Jeff Gorman – [President]
While talking to a frequent road traveler recently, his reference to the difficulty in finding a particular destination on his paper map surprised me. While I understand having a contingency for the event of a failure of more technical travel aids, it intrigued me that someone who drove for a living still used traditional paper maps as a primary tool. It brought back clear images in my mind of family vacations from years ago, with maps having highlighted routes and each rest from driving including some time looking at the map to get clarity on the next stage of the trip and to establish some familiarity with options should the main route have any difficulty. I am confident most drivers have not traveled like that in years; GPS units and GPS-capable phones have allowed us to simply type a destination and follow the turn-by-turn instructions to get to any location without having to do any significant navigational planning.
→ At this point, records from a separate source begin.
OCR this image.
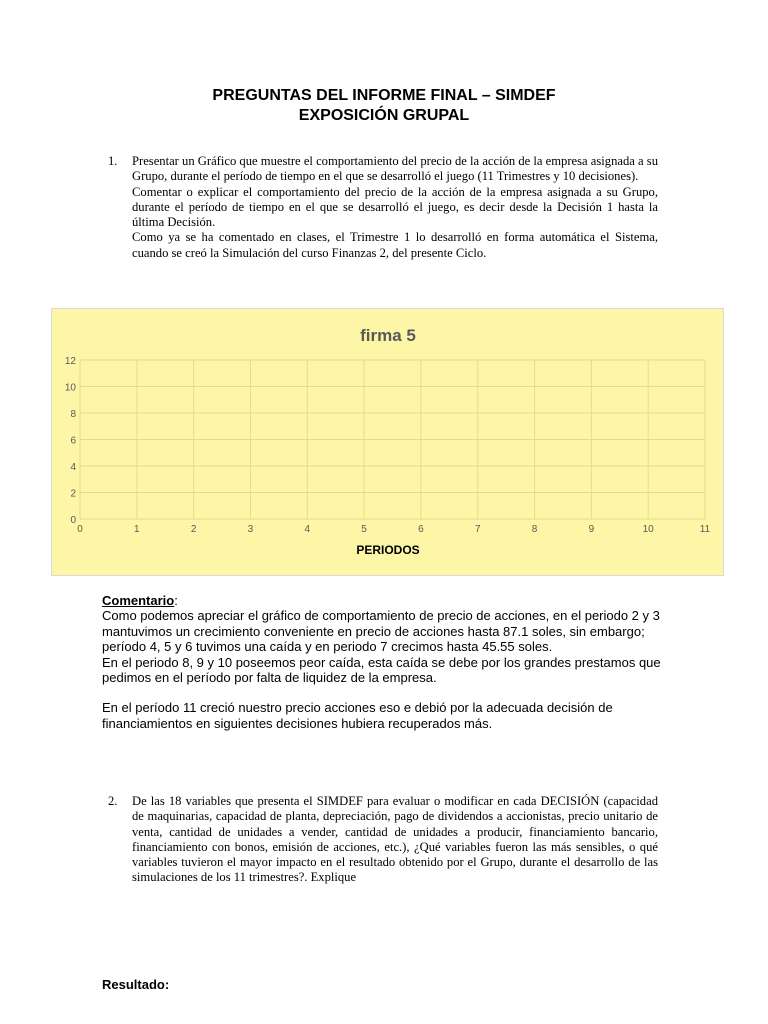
PREGUNTAS DEL INFORME FINAL – SIMDEF
EXPOSICIÓN GRUPAL
1.	Presentar un Gráfico que muestre el comportamiento del precio de la acción de la empresa asignada a su Grupo, durante el período de tiempo en el que se desarrolló el juego (11 Trimestres y 10 decisiones).

Comentar o explicar el comportamiento del precio de la acción de la empresa asignada a su Grupo, durante el período de tiempo en el que se desarrolló el juego, es decir desde la Decisión 1 hasta la última Decisión.

Como ya se ha comentado en clases, el Trimestre 1 lo desarrolló en forma automática el Sistema, cuando se creó la Simulación del curso Finanzas 2, del presente Ciclo.

firma 5
0
2
4
6
8
10
12
0	1	2	3	4	5	6	7	8	9	10	11
PERIODOS

Comentario:

Como podemos apreciar el gráfico de comportamiento de precio de acciones, en el periodo 2 y 3 mantuvimos un crecimiento conveniente en precio de acciones hasta 87.1 soles, sin embargo; período 4, 5 y 6 tuvimos una caída y en periodo 7 crecimos hasta 45.55 soles.

En el periodo 8, 9 y 10 poseemos peor caída, esta caída se debe por los grandes prestamos que pedimos en el período por falta de liquidez de la empresa.

En el período 11 creció nuestro precio acciones eso e debió por la adecuada decisión de financiamientos en siguientes decisiones hubiera recuperados más.

2.	De las 18 variables que presenta el SIMDEF para evaluar o modificar en cada DECISIÓN (capacidad de maquinarias, capacidad de planta, depreciación, pago de dividendos a accionistas, precio unitario de venta, cantidad de unidades a vender, cantidad de unidades a producir, financiamiento bancario, financiamiento con bonos, emisión de acciones, etc.), ¿Qué variables fueron las más sensibles, o qué variables tuvieron el mayor impacto en el resultado obtenido por el Grupo, durante el desarrollo de las simulaciones de los 11 trimestres?. Explique

Resultado:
It is clearly a stellar example of technology simplifying and enhancing a manual process, not to mention eliminating the art of the origami accordion associated with paper maps.
Unfortunately, however, such a shortcut to the ‘check the plan as you go’ method does not exist in business. There simply is no consistently successful way to set a strategic goal and trust that regardless of obstacles or unforeseen events, we will end up at our destination. There are no ‘recalculating’, ‘make a U-turn as soon as safely possible’ or ‘traffic detected, would you like an alternate route’ announcements allowing us to achieve business objectives automatically. When establishing a destination or goal for a business, there needs to be a clear purpose and a plan established to navigate toward that goal. It is imperative that we regularly measure progress against the specific plan in a way that provides clarity for when navigational changes need to occur. With appropriate measurement points and consistent comparison of current location to desired location, the business can better establish accountability within teams, better share knowledge of potential obstacles, and remain on course with smaller adjustments than would be required if the journey continued unchecked for longer periods of time. Just as the road traveler GPS would be ineffective if it only checked progress against your destination once a quarter, your business goal progress must be compared to a scorecard on a very consistent basis to be effective.
If you are not tracking your key performance indicators with easy-to-interpret scoreboards on a regular basis, or you are not conducting frequent reviews of your progress on the route to achieve your objective, for all intents, your team is travelling the highway without a map. Find a ‘rest stop’, get a ‘map’, and start measuring your progress against your plotted course. You will be better equipped to handle obstacles and you will find the journey far more enjoyable if you work from the position of knowing each leg of the journey is staying on track.